Au début, les rites apaisent la peur. Ils donnent un sentiment de contrôle et de protection. Comme on trempait les doigts dans le bénitier en pénétrant dans une église, on se lave les mains en entrant dans les boutiques. Comme les femmes se couvraient la tête en présence du sacré, on se couvre le visage. Dans le pronaos (1) des files d’attente, on garde la distance prescrite par la géométrie sacrée. Dans un second temps, cependant, les rites finissent par exacerber la peur. Parce qu’à les répéter sans cesse, on s’imprègne jusqu’à l’intoxication du sentiment de l’omniprésence de la menace. Puis, on observe « l’autre »: fait-il ce qu’il faut pour me protéger ou se moque-t-il de risquer ma vie ? C’est ainsi que certains glissent dans l’obsession, deviennent puritains et bientôt chasseurs de sorcières. « Celui qui voit le Mal et ne le dénonce pas est complice du Mal ».   

 

De même qu’en de semblables circonstances le Moyen-Age multiplia les offices et les prières, la litanie du coronavirus, de son envahissement inexorable, du comptage de ses morts, fut psalmodiée à toute heure. « Il est toujours là, il est dangereux.

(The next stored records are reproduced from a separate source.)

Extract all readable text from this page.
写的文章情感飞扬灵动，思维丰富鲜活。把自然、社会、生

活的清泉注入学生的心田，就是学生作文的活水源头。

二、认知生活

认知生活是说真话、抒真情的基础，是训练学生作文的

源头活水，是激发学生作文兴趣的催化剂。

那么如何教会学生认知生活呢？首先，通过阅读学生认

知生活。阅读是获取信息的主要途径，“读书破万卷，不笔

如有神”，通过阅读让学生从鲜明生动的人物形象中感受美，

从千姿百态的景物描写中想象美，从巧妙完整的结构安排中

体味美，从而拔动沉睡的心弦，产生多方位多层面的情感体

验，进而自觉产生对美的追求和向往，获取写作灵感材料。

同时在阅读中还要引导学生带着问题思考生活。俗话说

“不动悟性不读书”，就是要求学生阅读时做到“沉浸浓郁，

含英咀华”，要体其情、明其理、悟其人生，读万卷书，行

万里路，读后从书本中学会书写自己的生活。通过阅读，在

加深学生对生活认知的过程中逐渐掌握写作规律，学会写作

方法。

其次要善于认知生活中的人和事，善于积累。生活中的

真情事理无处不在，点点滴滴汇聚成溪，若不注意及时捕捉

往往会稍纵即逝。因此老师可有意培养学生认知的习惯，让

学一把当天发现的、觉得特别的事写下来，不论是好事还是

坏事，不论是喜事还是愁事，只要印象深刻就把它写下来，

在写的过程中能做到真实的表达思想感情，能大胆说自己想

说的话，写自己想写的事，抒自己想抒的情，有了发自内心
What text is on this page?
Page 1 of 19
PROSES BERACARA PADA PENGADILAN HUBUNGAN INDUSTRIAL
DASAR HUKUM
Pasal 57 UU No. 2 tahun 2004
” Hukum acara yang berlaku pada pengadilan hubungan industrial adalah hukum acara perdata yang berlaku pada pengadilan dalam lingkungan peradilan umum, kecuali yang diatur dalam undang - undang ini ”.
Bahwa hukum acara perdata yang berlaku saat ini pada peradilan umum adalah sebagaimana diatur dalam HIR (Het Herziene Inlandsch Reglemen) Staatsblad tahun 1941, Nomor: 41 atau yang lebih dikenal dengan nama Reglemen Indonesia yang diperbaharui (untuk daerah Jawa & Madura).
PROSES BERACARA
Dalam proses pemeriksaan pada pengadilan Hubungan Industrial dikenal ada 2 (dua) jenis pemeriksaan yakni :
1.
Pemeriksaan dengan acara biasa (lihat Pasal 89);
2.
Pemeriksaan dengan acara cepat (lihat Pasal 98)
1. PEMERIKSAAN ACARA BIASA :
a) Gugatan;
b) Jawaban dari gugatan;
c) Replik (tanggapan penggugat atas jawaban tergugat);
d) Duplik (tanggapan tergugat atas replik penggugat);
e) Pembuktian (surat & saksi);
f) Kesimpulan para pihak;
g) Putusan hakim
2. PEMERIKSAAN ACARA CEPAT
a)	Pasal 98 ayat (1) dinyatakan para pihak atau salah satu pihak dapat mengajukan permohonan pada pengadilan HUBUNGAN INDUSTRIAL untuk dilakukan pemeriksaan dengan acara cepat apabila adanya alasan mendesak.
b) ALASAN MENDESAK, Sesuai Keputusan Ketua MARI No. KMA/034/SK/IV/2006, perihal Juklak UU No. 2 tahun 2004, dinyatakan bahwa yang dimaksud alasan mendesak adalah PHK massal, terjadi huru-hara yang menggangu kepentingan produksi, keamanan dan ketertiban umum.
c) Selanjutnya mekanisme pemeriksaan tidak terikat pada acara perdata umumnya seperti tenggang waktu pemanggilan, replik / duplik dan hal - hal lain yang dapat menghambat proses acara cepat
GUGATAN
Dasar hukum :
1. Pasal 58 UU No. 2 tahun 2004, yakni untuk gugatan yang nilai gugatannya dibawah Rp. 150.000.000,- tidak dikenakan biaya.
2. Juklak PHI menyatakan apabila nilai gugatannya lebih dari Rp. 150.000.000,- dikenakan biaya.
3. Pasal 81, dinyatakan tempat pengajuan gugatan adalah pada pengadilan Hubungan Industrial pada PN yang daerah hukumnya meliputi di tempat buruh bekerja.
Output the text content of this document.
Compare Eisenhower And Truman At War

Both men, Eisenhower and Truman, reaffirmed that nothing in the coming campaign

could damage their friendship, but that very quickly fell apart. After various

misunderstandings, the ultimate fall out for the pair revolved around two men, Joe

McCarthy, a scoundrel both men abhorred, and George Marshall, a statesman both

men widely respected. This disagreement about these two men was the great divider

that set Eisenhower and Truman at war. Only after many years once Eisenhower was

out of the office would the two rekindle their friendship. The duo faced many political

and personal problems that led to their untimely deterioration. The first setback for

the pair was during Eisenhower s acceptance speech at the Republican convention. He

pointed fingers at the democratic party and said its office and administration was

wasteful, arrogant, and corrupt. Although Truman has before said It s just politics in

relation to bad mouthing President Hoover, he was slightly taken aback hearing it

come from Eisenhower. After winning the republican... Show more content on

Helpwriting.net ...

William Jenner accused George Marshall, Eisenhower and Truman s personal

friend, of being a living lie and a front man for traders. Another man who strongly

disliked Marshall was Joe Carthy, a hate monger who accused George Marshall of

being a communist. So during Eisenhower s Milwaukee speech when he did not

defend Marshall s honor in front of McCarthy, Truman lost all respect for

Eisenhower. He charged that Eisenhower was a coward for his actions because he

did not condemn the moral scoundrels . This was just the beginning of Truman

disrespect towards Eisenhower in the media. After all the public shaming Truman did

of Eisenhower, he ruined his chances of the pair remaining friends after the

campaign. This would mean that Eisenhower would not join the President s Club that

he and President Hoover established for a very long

Respectez les rites ! » De même que cette époque de ténèbres exigeait repentance, carêmes, jeûnes et privations propitiatoires, les dieux interdirent les fêtes, les retrouvailles, la fréquentation des bois, des mers et des montagnes. On fit aussi des sacrifices. Celui des vieillards, puisqu’ils étaient le plus susceptibles d’être contaminés. Comme on n’est plus à l’époque des bûchers, on se contenta de les mettre au jeûne affectif tant il est vrai que, pour passer plus léger de l’autre côté, il faut avoir appris à se défaire de tous les attachements. 

 

Quand, au terme de longs mois, un soleil bienveillant voulut reconnaître les sincères efforts des humains et annonça le retrait de la marée maléfique, ceux-ci se retrouvèrent comme des taupes chassées de leur trou à la lumière du jour. Clignant des yeux, ils se regardèrent, virent qu’ils n’étaient pas tous morts. Dans un immense soulagement, ils levèrent de nouveau leurs yeux vers l’Olympe et n’eurent que gratitude pour les dieux qui les avaient sauvés. 

 

(1) Espace précédent l’entrée dans le temple.